This article that appeared in Capital and Main on June 9, 2017, written by Robert Gottlieb, traces the debates about the bike movement’s need to develop a more inclusive approach.
On June 15, 2003, before Los Angeles had its CicLAvia events, several thousand bikers and pedestrians descended upon the Pasadena Freeway for a bike and walk ride on the freeway. The event, called ArroyoFest, demonstrated the emerging capacity of L.A. bike groups. It also indicated a strong community presence in Highland Park, where the closing of the freeway for a few hours seemed like a magical moment.
Six years later, more than 600 bike and community activists gathered at L.A. Trade Tech for a Bike Summit. The summit included keynote speakers from New York and Mexico City, along with talks from Portland officials and planners, and workshops that covered topics from bike infrastructure to a “what next” discussion that became the seed for the development of the CicLAvia bike rides.
There was some dissension at the Bike Summit. Community activists from neighborhoods like Boyle Heights complained that street issues were absent from the discussion. It was not safe to ride bikes in places like Boyle Heights, where big-rig trucks coming from the ports clogged the streets on the way to nearby rail yards. Even then, the constant police presence, particularly in an immigrant neighborhood, made cyclists potentially vulnerable. “We need a street summit, not just a Bike Summit,” the community activists argued. The bike movement also needs to diversify, they said, to include the experiences and participation of many more Angelinos who are more dependent on biking, walking or taking the bus to work, to shop or to get to appointments.

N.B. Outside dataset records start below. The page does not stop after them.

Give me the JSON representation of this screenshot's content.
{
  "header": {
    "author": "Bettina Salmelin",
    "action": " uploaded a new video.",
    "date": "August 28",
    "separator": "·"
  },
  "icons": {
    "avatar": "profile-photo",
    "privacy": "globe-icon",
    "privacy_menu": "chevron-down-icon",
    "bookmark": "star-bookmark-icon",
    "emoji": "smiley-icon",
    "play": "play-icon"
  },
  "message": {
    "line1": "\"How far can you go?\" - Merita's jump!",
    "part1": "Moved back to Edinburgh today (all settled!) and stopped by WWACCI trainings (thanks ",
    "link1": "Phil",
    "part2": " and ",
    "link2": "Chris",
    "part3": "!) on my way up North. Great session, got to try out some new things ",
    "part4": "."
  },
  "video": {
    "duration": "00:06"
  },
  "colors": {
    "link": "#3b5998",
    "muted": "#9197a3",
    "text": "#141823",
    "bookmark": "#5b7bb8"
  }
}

The next year, a Street Summit did take place. Soon after, the first CicLAvia was held, on October 10, 2010. More than one hundred thousand Angelinos rode their bikes through surface streets closed to traffic in Hollywood, Downtown and East L.A. that Sunday morning. CicLAvia is now in its seventh year and the ride is as popular as ever, taking place in ever more neighborhoods.
This should be a moment where the L.A. bike movement can celebrate the increased popularity of biking, its modest, though important, breakthroughs in policy and bike infrastructure development, and the possibility of support across class and race lines. But then came the meltdown of the campaign of insurgent City Council candidate Josef Bray-Ali, a former bike shop owner and well-known cycling activist. Last April Bray-Ali was revealed to have made racist, fat-shaming and transphobic comments in an online discussion board. Bray-Ali, who would lose his City Council bid, had already been in sharp conflict with several people of color who were bike activists, including the director of the L.A. County Bike Coalition, over his disagreements and hostile and racially-tinged comments about his opponents in the bike world.
The Bray-Ali incident points to a deeper and still unresolved tension within the bike movement. The potential for a split along racial and class lines still remains. It continues to be exacerbated by the perception – and the reality — that when neighborhoods become bike-friendly they are seen to be more prone to displacement of low-income residents as gentrification kicks in. That phenomenon is not too different when artists move into those same neighborhoods.
But artists and bike riders can and must find common cause and a shared language with those residents and their neighborhoods. As with the shift from a Bike Summit to a Street Summit, the bike movement – and the communities fighting gentrification and displacement – would benefit from a linked agenda where issues of race, class, equity and inclusiveness are embedded in any campaign for bikeable, walkable, healthy, safe and affordable neighborhoods.